Print spaces between each element using a fold expression

Question

I am using a fold expression to print elements in a variadic pack, but how do I get a space in between each element?

Currently the output is "1 234", the desired output is "1 2 3 4"

template<typename T, typename Comp = std::less<T> >
struct Facility
{
template<T ... list>
struct List
{
    static void print()
    {

    }
};
template<T head,T ... list>
struct List<head,list...>
{
    static void print()
    {
     std::cout<<"\""<<head<<" ";
     (std::cout<<...<<list);
    }
};
};

template<int ... intlist>
using IntList = typename Facility<int>::List<intlist...>;
int main()
{
 using List1 = IntList<1,2,3,4>;
 List1::print();
}

Answer 1

If you need space only between numbers (and not after the last or before the first too), you might do:

template <std::size_t... Is>
void print_seq(std::index_sequence<Is...>)
{
    const char* sep = "";
    (((std::cout << sep << Is), sep = " "), ...);
}

Demo

(It is similar to my "runtime version") for regular containers with for-loop.

Answer 2

you can that

#include <iostream>

template<typename T>
struct Facility
{
template<T head,T ... list>
struct List
{
    static void print()
    {
     std::cout<<"\"" << head;
     ((std::cout << " " << list), ...);
      std::cout<<"\"";
    }
};
};

template<int ... intlist>
using IntList = typename Facility<int>::List<intlist...>;
int main()
{
 using List1 = IntList<1,2,3,4>;
 List1::print();
}

the fold expression ((std::cout << " " << list), ...) will expands to ((std::cout << " " << list1), (std::cout << " " << list2), (std::cout << " " << list3)...)

Answer 3

In general, you use recursion for tasks like this.

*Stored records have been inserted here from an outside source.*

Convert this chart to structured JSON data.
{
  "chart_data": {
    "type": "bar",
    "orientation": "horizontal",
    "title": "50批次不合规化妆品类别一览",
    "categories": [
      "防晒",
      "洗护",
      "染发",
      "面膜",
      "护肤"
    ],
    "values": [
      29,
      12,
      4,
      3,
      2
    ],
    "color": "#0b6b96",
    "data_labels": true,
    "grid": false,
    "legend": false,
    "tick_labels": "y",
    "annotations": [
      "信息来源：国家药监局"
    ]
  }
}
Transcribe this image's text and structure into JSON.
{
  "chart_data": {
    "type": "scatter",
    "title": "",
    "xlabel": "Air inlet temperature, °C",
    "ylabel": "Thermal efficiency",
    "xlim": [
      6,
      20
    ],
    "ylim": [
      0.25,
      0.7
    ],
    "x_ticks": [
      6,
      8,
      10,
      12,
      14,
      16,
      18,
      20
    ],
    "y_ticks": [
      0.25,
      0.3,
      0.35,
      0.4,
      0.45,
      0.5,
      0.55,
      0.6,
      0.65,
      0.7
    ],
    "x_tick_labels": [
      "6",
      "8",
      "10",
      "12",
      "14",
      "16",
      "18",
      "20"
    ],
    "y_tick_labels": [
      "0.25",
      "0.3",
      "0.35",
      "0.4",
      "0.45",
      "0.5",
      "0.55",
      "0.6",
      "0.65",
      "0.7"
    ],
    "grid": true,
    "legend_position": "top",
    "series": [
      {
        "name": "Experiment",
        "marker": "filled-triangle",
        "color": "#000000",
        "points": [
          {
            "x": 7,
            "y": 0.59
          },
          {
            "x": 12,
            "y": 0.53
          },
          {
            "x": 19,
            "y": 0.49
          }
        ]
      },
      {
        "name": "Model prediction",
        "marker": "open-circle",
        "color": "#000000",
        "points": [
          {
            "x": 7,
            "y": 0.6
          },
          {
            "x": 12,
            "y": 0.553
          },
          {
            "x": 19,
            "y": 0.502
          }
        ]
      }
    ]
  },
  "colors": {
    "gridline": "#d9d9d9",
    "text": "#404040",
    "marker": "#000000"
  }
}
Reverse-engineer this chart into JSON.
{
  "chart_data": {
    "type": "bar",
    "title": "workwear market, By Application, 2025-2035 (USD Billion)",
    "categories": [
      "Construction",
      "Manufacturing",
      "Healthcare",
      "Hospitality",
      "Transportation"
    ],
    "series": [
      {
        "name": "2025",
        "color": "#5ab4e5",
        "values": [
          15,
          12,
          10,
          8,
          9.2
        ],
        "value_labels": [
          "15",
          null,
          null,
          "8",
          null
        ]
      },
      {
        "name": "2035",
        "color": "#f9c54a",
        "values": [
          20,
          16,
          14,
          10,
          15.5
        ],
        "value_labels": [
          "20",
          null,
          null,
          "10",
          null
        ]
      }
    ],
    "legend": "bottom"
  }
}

You have to define what happens when there are 2 or more and 1 elements in the list and recursively fall back to those definitions:

template <int ...> struct List;
template <int First, int Second, int ... More> struct List {
    static void print() {
        std::cout << First << " ";
        List<Second, More ...>::print();
    }
};
template <int Last> struct List {
    static void print() {
        std::cout << Last;
    }
};

Answer 4

You can reuse print() to achieve this behaviour. Afterall you are doing a fold operation which is by definition resursive.

Live Demo

template<T head,T ... rest_of_pack>

struct List<head , rest_of_pack...>
{
    static void print_()
    {
     std::cout<<head<<" ";
     List<rest_of_pack...>::print();

    }
};

If you want to process many elements this way you might run into problems with template depth (gcc for instance has a limit of 900). Lucky for you you can use the -ftemplate-depth= option to tweak this behaviour.

You can compile with -ftemplate-depth=100000 and make it work. Note that compilation time will skyrocket (most likely) or in thhe worst case you run out of memory.

Answer 5

Not perfectly aligned with the question but I think may be useful putting here a solution based on fold expressions that generates a string from string-like arguments that should minimize dynamic memory allocations:

#include <iostream>
#include <concepts> // std::convertible_to
#include <string>
#include <string_view>
using namespace std::literals;

template<std::convertible_to<std::string_view>... Args>
[[nodiscard]] std::string mystrconcat(Args&&... args)
{
    std::string s;
    const std::size_t totsiz = sizeof...(args) + (std::size(args) + ...);
    s.reserve(totsiz);
    ((s+=args, s+=' '), ...);
    if(!s.empty()) s.resize(s.size()-1); // Get rid of the trailing delimiter?
    return s;
}

int main()
{
    std::cout << '\"' << mystrconcat("aa"s,"bb"sv,"ccc") << '\"' << '\n';
}